Tout autour est principalement fait de bois. Et vu la forme des parois, il s'agirait de la cale d'un bateau. Petit ou grand ? Il ne saurait le deviner, pour le moment. Mis à part la cage qui les contient lui et les autres malheureux qui sont dans la même situation que lui, la cale ne contient rien de bien extraordinaire pour ce qu'elle est. Aucun indice sur l'identité de leurs ravisseurs, en somme. Et ces compagnons d'infortune, justement, qui sont-ils ? Seulement des gens qu'il a repéré sur le port, au début de l'incendie, avant que tout ne tourne au carnage. L'homme le plus proche, probablement celui qui l'a réveillé, est celui qui portait une grande épée. Au sol, encore émergeants, se trouvent le hallebardier et un jeune homme. Dans un coin, une femme à la chevelure rousse a l'air mal en point, à moins qu'elle ne joue la comédie. Il perçoit aussi l'encapuchonné qu'il a croisé sur le port, juste avant de perdre connaissance. Ce dernier cependant est dans une autre cellule, pour une raison encore indéfinie.

Il ne faut pas être bien malin pour comprendre que la situation est inquiétante, mais déjà le chevalier analyse ses options. Il est enfermé et attaché dans une cale, en compagnie d'illustres inconnus, et ce pour une raison toute aussi obscure.

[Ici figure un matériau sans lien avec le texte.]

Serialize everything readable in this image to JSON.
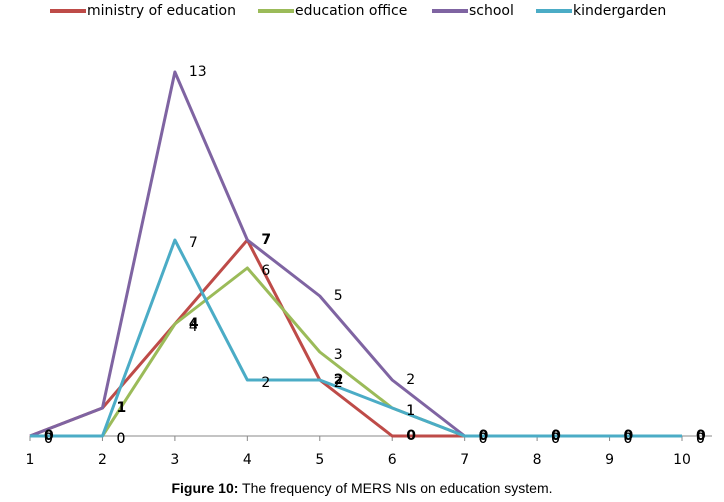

Le premier réflexe, lorsque l'on est enfermé,est de chercher un moyen de sortir. Pour la plupart des gens. Mais le noble aux trois roses, à se moment, pense différemment. S'il sont sur un bateau, et qu'ils son en mer, s'échapper de leur cellule, si toutefois ils y parvenaient, ne servirait à rien. Le bateau doit certainement rempli de marins, et rien n'indique pour le moment qu'une issue est possible. Par ailleurs, il serait précipité d'agir avant de savoir ce que veulent les ravisseurs. En conséquence, le chevalier prend la décision de ne pas gaspiller ses forces et de simplement attendre de voir ce qu'il se passe, jusqu'à en apprendre plus sur leur situation.